The message to a Canadian audience is that the image of American Republicans as a band of budget‐​cutting zealots with chainsaws is, unfortunately, far off‐​base. Jean Chretien and Paul Martin had far more success at cutting budgets in the 1990s than Republicans have ever had. Meanwhile, American Democrats share the same big‐​spending philosophy as Canada’s New Democratic Party.

The upshot is that the US fiscal situation is very grim. Most members of Congress and the Obama administration support increased spending in the face of the ongoing flood of red ink. The huge deficits combined with a highly‐​skewed tax code that exempts about half of the public from paying income tax means that many people don’t feel the direct pain of big‐​government spending. At the same time, the government is able to finance its more than $16 trillion in debt held by the public at very low interest rates, which encourages policymakers to borrow even more.
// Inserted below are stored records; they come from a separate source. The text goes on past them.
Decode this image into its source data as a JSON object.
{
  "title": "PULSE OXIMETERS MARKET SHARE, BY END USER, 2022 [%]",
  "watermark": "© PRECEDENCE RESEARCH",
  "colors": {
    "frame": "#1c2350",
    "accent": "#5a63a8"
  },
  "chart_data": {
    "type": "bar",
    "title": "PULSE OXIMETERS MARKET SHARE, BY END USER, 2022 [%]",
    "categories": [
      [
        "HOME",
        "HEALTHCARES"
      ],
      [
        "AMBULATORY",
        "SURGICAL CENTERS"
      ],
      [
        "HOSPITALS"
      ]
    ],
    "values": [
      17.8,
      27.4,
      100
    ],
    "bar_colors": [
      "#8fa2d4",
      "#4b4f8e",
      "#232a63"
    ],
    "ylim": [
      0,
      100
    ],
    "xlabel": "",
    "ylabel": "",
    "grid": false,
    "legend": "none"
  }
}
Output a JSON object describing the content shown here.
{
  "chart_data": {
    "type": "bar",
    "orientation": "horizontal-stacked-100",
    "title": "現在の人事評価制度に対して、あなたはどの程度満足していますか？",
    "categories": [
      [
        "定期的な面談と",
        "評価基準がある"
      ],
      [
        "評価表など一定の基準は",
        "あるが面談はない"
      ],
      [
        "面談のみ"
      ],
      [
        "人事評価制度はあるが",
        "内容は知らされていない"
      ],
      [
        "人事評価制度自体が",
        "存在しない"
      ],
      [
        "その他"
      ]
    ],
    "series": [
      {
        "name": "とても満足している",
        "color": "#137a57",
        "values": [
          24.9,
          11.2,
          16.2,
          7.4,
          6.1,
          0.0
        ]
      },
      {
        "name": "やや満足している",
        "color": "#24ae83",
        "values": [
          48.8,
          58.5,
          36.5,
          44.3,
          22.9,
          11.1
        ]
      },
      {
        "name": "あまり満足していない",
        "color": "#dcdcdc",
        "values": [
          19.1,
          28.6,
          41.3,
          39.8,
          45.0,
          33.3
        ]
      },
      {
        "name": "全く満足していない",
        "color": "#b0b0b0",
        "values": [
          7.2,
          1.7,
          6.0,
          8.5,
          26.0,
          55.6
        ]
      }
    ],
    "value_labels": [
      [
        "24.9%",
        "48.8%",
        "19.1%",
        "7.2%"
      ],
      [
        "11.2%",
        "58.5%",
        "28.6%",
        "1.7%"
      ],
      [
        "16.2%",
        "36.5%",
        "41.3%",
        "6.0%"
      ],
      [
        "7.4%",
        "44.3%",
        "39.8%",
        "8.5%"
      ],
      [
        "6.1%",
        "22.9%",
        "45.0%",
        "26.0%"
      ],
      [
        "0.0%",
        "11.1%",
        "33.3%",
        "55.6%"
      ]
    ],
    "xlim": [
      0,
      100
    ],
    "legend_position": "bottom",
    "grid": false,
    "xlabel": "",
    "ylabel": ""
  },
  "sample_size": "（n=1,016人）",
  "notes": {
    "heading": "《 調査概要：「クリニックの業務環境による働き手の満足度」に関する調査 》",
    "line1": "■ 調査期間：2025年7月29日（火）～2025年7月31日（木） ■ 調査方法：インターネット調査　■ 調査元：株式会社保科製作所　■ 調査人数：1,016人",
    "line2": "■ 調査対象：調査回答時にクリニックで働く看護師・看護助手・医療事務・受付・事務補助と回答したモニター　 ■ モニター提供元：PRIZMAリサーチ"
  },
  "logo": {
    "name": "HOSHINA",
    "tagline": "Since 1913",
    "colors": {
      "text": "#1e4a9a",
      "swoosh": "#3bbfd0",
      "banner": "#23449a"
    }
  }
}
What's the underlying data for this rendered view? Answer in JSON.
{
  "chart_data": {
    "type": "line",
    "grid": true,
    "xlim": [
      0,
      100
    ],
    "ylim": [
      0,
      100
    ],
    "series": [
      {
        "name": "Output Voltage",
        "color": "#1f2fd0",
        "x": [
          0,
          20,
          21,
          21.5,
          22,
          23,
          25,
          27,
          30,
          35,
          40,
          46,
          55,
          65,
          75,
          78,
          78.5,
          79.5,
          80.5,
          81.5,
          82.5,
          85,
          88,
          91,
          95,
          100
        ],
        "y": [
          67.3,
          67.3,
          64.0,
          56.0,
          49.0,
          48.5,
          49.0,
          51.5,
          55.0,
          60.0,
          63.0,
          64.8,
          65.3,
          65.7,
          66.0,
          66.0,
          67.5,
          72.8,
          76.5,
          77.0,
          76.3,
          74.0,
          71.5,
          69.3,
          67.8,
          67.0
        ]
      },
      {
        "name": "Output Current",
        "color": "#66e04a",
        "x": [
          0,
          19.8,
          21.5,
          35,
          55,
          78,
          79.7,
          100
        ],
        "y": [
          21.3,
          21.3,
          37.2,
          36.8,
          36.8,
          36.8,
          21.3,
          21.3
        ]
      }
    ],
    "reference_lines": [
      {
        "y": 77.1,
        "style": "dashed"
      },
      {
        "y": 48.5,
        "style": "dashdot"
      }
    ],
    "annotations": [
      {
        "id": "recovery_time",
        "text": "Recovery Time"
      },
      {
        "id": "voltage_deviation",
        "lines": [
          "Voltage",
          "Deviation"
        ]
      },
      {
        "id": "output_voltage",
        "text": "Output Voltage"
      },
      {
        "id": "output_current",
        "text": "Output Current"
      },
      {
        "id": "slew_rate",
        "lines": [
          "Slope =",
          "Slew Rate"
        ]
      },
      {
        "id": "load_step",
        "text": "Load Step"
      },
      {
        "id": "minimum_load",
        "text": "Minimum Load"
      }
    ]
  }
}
And yet the American public does occasionally rise up and revolt against big government excesses, as it did in 1980, 1994, and 2010. It is also true that Republicans forced through the 2011 Budget Control Act, which put legal caps on non‐​entitlement spending for the next decade. It is true as well that growing numbers of policymakers are thinking about America’s place in the global economy and are realizing that the country may go the way of Greece if it isn’t careful. There has also been growing interest in Washington regarding successful foreign reforms, including Canada’s impressive fiscal reforms of the 1990s.

However, balanced against those points of optimism are numerous risk factors to the US fiscal outlook that are often overlooked. Even if the economy recovers in the next couple of years and federal revenues rise, policymakers will likely find new reasons to spend more money and keep deficits high. Another economic downturn would bring forth demands for more Keynesian spending stimulus. A new military conflict would push up the already bloated defense budget. And as we’ve seen in the wake of Hurricane Sandy, every unexpected natural disaster is an excuse to open the spending floodgates for infrastructure and aid payments. The fiscal reality is that policymakers have no choice but to sharply reduce spending if the US is to head off the looming fiscal train wreck. Unfortunately, it does not appear that they are prepared to make the necessary spending cuts at this time. Unfortunately, the longer they wait, the more difficult will be the reforms.